Here are the patient education articles that are relevant to this topic. We encourage you to print or e-mail these topics to your patients. (You can also locate patient education articles on a variety of subjects by searching on "patient info" and the keyword(s) of interest.)
●Beyond the Basics topics (see "Patient education: Endometrial cancer diagnosis, staging, and surgical treatment (Beyond the Basics)" and "Patient education: Endometrial cancer treatment after surgery (Beyond the Basics)")
SUMMARY AND RECOMMENDATIONS
●After surgical and pathologic staging, women are defined as having low-risk disease if their tumor has all of the following characteristics (see 'Definition of low risk' above):
•Histologic grade 1 or 2.
•Cancer limited to the endometrium; or invading less than one-half of the myometrium, with no lymphovascular space invasion (table 1).

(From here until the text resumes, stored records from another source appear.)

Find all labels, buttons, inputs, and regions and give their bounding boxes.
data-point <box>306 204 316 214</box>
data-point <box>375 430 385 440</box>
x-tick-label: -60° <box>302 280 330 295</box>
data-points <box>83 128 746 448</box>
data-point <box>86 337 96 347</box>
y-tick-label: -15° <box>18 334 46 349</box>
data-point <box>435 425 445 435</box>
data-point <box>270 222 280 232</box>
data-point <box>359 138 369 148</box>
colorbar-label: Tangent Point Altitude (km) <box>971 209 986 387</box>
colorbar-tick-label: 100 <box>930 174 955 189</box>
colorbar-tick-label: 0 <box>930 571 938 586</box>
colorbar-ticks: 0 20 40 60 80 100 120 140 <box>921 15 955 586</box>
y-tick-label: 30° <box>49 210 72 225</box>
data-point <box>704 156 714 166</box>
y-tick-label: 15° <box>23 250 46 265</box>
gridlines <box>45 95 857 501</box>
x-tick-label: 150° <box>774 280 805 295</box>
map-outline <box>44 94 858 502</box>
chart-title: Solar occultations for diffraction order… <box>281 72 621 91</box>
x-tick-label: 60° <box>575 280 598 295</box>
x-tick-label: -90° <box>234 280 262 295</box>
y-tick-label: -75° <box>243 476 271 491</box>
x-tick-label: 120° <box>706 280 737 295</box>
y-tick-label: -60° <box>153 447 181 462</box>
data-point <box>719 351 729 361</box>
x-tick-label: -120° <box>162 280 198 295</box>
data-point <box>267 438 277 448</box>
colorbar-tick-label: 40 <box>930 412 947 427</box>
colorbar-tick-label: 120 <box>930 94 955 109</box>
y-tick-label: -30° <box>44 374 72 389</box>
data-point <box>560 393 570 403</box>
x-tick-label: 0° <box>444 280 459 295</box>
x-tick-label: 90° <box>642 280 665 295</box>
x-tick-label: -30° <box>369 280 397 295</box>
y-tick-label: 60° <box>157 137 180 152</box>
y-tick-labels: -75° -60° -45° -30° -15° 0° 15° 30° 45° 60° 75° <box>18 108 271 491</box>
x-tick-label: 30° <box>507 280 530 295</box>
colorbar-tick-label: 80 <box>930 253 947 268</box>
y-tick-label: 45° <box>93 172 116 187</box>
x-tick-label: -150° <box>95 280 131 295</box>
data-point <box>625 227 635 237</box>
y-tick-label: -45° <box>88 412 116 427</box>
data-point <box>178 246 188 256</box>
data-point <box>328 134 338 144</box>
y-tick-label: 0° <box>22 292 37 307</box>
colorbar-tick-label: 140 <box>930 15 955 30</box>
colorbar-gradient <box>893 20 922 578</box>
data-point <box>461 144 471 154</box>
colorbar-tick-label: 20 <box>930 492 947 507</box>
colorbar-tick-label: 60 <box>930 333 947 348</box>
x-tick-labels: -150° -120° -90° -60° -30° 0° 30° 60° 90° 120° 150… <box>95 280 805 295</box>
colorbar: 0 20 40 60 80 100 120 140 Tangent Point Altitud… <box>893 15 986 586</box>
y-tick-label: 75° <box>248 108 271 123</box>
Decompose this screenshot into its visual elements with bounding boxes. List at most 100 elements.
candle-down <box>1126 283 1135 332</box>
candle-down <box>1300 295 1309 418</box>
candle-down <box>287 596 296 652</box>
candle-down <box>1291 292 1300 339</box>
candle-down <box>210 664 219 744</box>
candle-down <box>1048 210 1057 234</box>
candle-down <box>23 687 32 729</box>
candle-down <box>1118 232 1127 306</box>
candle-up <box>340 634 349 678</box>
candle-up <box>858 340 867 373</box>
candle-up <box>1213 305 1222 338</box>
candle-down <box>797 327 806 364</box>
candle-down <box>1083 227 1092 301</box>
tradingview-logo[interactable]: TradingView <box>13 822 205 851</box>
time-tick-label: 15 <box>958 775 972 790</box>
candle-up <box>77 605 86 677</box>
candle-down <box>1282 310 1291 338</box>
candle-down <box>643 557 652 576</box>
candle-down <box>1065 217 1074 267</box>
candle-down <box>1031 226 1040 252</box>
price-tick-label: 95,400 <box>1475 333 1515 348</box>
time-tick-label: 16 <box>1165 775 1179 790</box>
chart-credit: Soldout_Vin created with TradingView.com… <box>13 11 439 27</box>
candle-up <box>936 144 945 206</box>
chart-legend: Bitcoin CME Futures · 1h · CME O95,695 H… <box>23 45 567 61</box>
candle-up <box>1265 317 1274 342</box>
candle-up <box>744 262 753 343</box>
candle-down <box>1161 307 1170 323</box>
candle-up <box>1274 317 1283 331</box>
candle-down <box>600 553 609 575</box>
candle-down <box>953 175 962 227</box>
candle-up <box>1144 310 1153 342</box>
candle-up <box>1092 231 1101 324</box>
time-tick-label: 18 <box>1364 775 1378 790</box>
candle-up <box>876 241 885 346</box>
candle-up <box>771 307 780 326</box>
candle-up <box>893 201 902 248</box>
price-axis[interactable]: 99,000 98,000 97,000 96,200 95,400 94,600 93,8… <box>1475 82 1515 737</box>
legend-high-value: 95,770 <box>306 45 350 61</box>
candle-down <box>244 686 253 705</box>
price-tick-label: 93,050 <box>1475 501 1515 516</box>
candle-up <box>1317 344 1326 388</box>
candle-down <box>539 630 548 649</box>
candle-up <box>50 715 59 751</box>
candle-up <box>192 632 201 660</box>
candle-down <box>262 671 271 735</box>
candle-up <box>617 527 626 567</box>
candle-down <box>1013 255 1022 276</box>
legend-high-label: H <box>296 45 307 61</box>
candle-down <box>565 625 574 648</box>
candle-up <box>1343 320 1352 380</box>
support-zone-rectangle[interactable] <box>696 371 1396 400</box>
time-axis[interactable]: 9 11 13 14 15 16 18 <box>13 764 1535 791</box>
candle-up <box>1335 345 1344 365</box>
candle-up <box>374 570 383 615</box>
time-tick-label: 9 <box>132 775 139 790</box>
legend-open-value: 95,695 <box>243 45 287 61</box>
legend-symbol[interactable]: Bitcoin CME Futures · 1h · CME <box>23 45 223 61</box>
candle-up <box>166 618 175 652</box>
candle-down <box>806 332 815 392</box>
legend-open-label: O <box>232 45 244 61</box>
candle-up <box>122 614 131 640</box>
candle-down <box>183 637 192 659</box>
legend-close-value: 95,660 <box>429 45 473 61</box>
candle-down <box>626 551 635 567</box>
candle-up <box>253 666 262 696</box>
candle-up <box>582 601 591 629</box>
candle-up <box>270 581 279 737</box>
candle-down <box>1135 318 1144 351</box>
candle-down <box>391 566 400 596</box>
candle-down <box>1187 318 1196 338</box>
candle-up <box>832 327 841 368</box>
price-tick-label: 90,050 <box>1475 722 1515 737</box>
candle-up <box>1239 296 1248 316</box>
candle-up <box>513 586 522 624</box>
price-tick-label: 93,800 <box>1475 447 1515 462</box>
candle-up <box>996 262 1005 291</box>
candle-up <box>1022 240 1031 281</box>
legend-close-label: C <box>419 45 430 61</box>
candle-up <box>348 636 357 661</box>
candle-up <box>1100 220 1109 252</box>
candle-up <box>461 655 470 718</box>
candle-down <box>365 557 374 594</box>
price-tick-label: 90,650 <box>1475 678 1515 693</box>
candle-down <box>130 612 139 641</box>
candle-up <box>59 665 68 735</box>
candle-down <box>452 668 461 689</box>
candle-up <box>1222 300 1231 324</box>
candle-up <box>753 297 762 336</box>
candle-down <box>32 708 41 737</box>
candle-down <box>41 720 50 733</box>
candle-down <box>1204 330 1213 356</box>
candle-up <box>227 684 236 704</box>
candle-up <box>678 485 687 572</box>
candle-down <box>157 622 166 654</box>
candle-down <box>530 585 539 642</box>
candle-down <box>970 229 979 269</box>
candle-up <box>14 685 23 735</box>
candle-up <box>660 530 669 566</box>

•Cancer that is not a high-risk histologic type (eg, clear cell, serous, or carcinosarcoma). (See 'Classification' above.)
●We recommend surgical staging for most women with low-risk endometrial cancer rather than medical therapy (Grade 1B), given the risks of disease progression without surgery, and higher accuracy with surgical staging relative to endometrial sampling and imaging alone. Surgical staging includes total hysterectomy, bilateral salpingo-oophorectomy, lymph node evaluation, and evaluation for extrauterine disease. However, fertility preservation may be an appropriate alternative for women with stage IA disease that is grade I, as determined by endometrial sampling and imaging. Such women who wish to preserve fertility should be counseled about treatment with progestins, including the risks of recurrent and persistent disease. (See 'Surgery as preferred option' above and 'Fertility preservation as alternative in select women' above and "Fertility preservation in patients with endometrial carcinoma".)
●The risk for women with low-risk endometrial cancer is primarily local recurrence (eg, at the vaginal vault) following surgery. However, the risk is ≤5 percent following surgical treatment alone. Therefore, for women with surgically and pathologically defined low-risk endometrial cancer, we recommend surveillance only rather than adjuvant therapy (Grade 1B), given the low likelihood of benefit and known risks of adjuvant therapy. (See 'Is there a role for postoperative treatment?' above.)